# General Business Category > Entrepreneurship and Business Management Forum > [Article] 3 Managernastics in bad shape

## Pierre Pro Act Solutions

I find the well equipped Managers' Gym standing mostly empty. Here and there in a corner some "overweight" (meaning highly qualified and heavily experienced) managers do some meagre push-ups or half-hearted stretches but their minds are where their eyes are ---- out there and not engaged with the gap between "what is" and "what should be". There are 3 machines which which is strategically placed in this gym. These are fit for purpose to build managernastic skills and underutilized: 
First is the YENZA MANAGERNASTICS MACHINE - the "Do it" fitness enhancer. It requires a hard look at the real, significant issues which can have impact if managers work out on them (normally these are the issues, they think, they would rather NOT look at because it will entail more creativity and energy than what they feel they are getting paid for). The effect of walking a circle around this one is a non-action attitude on significant issues.

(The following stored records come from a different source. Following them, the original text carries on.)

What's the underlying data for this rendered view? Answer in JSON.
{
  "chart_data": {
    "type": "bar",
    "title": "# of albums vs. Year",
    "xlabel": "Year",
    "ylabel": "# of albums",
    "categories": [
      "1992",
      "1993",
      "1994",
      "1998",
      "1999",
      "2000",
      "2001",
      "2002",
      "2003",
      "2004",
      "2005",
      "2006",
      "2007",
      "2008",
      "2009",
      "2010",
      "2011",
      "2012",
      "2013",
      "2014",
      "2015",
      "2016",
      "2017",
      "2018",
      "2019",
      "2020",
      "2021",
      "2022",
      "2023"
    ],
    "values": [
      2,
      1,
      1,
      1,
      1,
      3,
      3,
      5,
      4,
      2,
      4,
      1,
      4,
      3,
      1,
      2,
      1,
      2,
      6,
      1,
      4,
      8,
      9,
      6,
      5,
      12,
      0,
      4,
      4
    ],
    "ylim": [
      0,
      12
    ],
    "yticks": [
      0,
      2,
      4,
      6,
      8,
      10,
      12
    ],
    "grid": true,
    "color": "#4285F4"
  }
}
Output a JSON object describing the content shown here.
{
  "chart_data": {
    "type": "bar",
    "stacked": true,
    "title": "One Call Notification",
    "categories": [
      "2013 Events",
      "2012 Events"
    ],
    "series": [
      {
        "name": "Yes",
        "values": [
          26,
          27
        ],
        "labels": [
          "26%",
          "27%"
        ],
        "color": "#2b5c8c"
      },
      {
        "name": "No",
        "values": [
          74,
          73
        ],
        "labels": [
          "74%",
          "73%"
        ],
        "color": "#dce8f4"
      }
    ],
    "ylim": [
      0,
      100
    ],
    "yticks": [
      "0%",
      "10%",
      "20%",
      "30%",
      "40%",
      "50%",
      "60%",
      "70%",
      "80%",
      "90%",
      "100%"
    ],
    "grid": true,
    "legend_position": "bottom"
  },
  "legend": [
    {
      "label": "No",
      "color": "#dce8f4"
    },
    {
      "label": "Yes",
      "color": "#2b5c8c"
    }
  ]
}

Secondly one finds the EXECUTION MACHINE: Here managers tend to run in the opposite direction. All agree to the plan at the "bosberaad" but no real workout happens. The machine enhances four muscle groups; the focus on the ONE thing in the plan (within own power domain) which MUST become a force, action on the things which CAN be changed and influenced, a scoreboard to KNOW what execution is impacting on and taking the accountability to execute into the own team (se the new book "4 Disciplines of Execution with Sean Covey as co-author).

The third one is the PLAY MACHINE: Here the lack of fitness also shows critical levels of failure. Managers do not "play" their businesses. They do not play out meaningful new scenarios to get their companies' people, processes, principles and policies going.

Not strange how many managers I encounter in my coaching where burnout and career dissonance devour joy, hope and energy where they work (their own and that of their followers. They do not take their managernastics serious!

----------


## Dave A

I think you'll find your missing managers in The Comfort Zone  :Wink: 

Ag, let me pick on one...




> All agree to the plan at the "bosberaad" but no real workout happens.


What the big boss forgot to do at the bosberaad is find the *managers'* motivations and then link it to the plan. 

No, not the stinking salary and all the manure they have to put up with to earn it - what they actually enjoy and want! The stuff that rewards the soul.

The focus at the bosberaad was all about what the *company* wants and needs, and how to get it.

----------


## adrianh

Pierre, why do you speak as if managers are children in a gym?

I would never work with a coach who doesn't cut to the chase and speaks plain english....maybe it's just me but when I hire a coach I want no nonsense advice, not beat around the bush waffle...

...or...

maybe I'm just in a bad mood....I ask myself and debate the question....

----------


## Blurock

Sounds like one of those corporate rah rah motivational  :Censored: 

Sorry Pierre, please don't take it personally. Its clever wordplay.

----------


## adrianh

@Blurock - clever wordplay is great on a Friday afternoon when everybody just come back from a pub lunch, but on a Tuesday morning when you are are trying to figure out how to make a business run more efficiently its just childish.

----------


## Blurock

I've attended many of those corporate sessions where half the day is spent "motivating" the staff by jumping on chairs and clapping hands. Then you have to cut out pictures from old magazines and make a collage of the business or whatever.

I am not totally humourless, but my perception was that you are feeding kindergarten stuff to grown ups. That is one of the reasons I fired my boss. (to live happily ever after)  :Wink:

----------


## wynn

> maybe I'm just in a bad mood....I ask myself and _all six of us_ debate the question....


there is a correction adrian

----------